Open Source Code No The paper does not contain any explicit statement about releasing its source code for the described methodology, nor does it provide a link to a code repository.
Open Datasets Yes We utilized the Babel dataset (Punnakkal et al. 2021) for semantic annotations... For the DIP-IMU dataset (Huang et al. 2018)... The AMASS dataset... Totalcapture dataset (Trumble et al. 2017)...
Dataset Splits No The paper mentions using specific subjects for 'evaluation' (Subjects 9 and 10 from DIP-IMU) and the rest for 'training', but it does not specify a distinct 'validation' dataset split or its size for hyperparameter tuning or early stopping, which is common in machine learning contexts.
Hardware Specification Yes The entire training and evaluation regimen was conducted on a system equipped with 1 Intel(R) Xeon(R) Silver 4110 CPU and 1 NVIDIA Ge Force RTX 2080 Ti GPU.

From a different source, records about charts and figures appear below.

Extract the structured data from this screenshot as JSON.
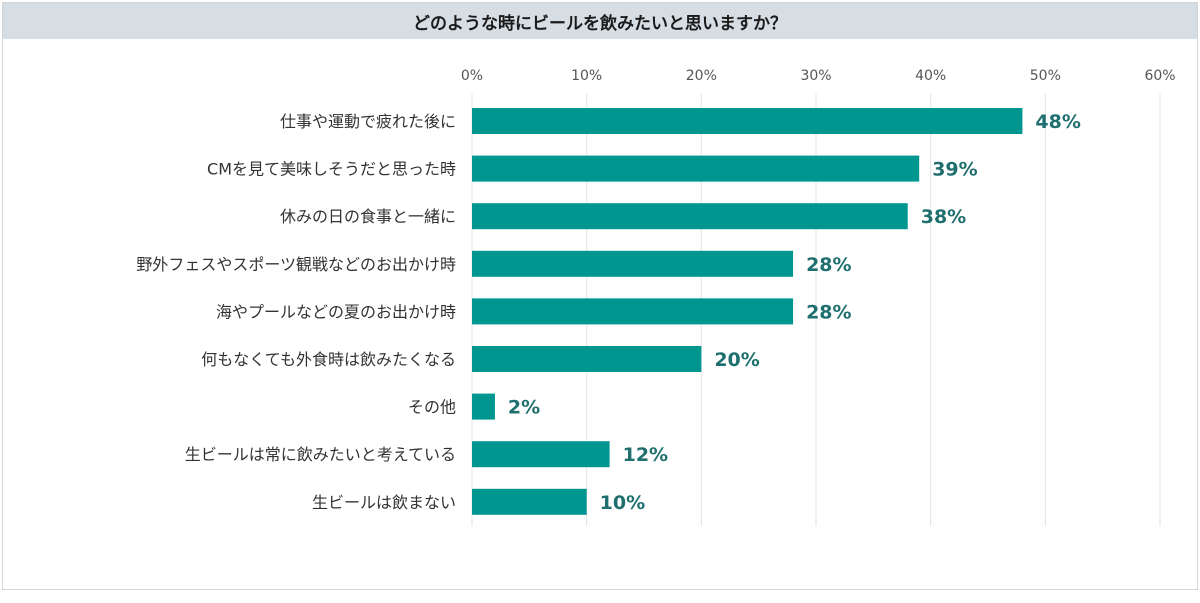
{
  "chart_data": {
    "type": "bar",
    "orientation": "horizontal",
    "title": "どのような時にビールを飲みたいと思いますか？",
    "categories": [
      "仕事や運動で疲れた後に",
      "CMを見て美味しそうだと思った時",
      "休みの日の食事と一緒に",
      "野外フェスやスポーツ観戦などのお出かけ時",
      "海やプールなどの夏のお出かけ時",
      "何もなくても外食時は飲みたくなる",
      "その他",
      "生ビールは常に飲みたいと考えている",
      "生ビールは飲まない"
    ],
    "values": [
      48,
      39,
      38,
      28,
      28,
      20,
      2,
      12,
      10
    ],
    "value_labels": [
      "48%",
      "39%",
      "38%",
      "28%",
      "28%",
      "20%",
      "2%",
      "12%",
      "10%"
    ],
    "xlim": [
      0,
      60
    ],
    "xticks": [
      0,
      10,
      20,
      30,
      40,
      50,
      60
    ],
    "xtick_labels": [
      "0%",
      "10%",
      "20%",
      "30%",
      "40%",
      "50%",
      "60%"
    ],
    "grid": true,
    "axis_position": "top",
    "bar_color": "#009690",
    "label_color": "#1f6f6f"
  }
}
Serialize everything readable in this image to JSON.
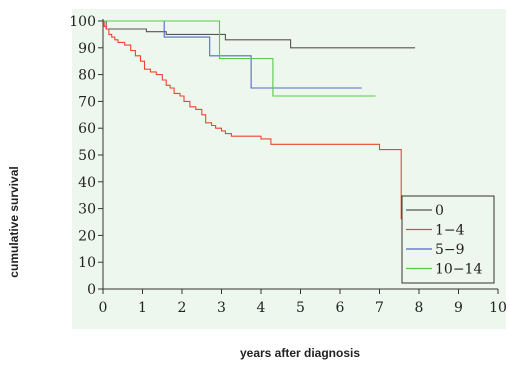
{
  "chart_data": {
    "type": "line",
    "xlabel": "years after diagnosis",
    "ylabel": "cumulative survival",
    "xlim": [
      0,
      10
    ],
    "ylim": [
      0,
      100
    ],
    "xticks": [
      0,
      1,
      2,
      3,
      4,
      5,
      6,
      7,
      8,
      9,
      10
    ],
    "yticks": [
      0,
      10,
      20,
      30,
      40,
      50,
      60,
      70,
      80,
      90,
      100
    ],
    "grid": false,
    "legend_position": "bottom-right",
    "background_color": "#eef7ee",
    "series": [
      {
        "name": "0",
        "color": "#555555",
        "x": [
          0,
          0.08,
          1.1,
          1.6,
          3.1,
          4.75,
          7.9
        ],
        "y": [
          100,
          97,
          96,
          95,
          93,
          90,
          90
        ]
      },
      {
        "name": "1−4",
        "color": "#ee4433",
        "x": [
          0,
          0.03,
          0.08,
          0.15,
          0.22,
          0.3,
          0.38,
          0.55,
          0.7,
          0.82,
          0.95,
          1.05,
          1.2,
          1.35,
          1.5,
          1.6,
          1.7,
          1.8,
          1.95,
          2.05,
          2.2,
          2.35,
          2.5,
          2.6,
          2.75,
          2.85,
          3.0,
          3.1,
          3.25,
          4.0,
          4.25,
          7.0,
          7.55
        ],
        "y": [
          100,
          98,
          97,
          95,
          94,
          93,
          92,
          91,
          89,
          87,
          85,
          82,
          81,
          80,
          78,
          76,
          75,
          73,
          72,
          70,
          68,
          67,
          65,
          62,
          61,
          60,
          59,
          58,
          57,
          56,
          54,
          52,
          26
        ]
      },
      {
        "name": "5−9",
        "color": "#5566cc",
        "x": [
          0,
          1.55,
          2.7,
          3.75,
          6.55
        ],
        "y": [
          100,
          94,
          87,
          75,
          75
        ]
      },
      {
        "name": "10−14",
        "color": "#55cc44",
        "x": [
          0,
          2.95,
          4.3,
          6.9
        ],
        "y": [
          100,
          86,
          72,
          72
        ]
      }
    ]
  }
}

Software Dependencies Yes Our model was developed using Py Torch 1.13.0, further accelerated by CUDA 11.6.
Experiment Setup Yes Our model configuration sets the input sequence length T at 80 frames, with a window and shifted size of 20 and 10 frames, respectively, and a threshold of M being 15. The training process, utilizing a batch size of 40, incorporates the Adam optimizer (Kingma and Ba 2017) initialized with a learning rate of 2e-5. To balance the magnitude of the loss, we set λ and α to 1, β to 10, δ to 0.1, and γ to 0.01.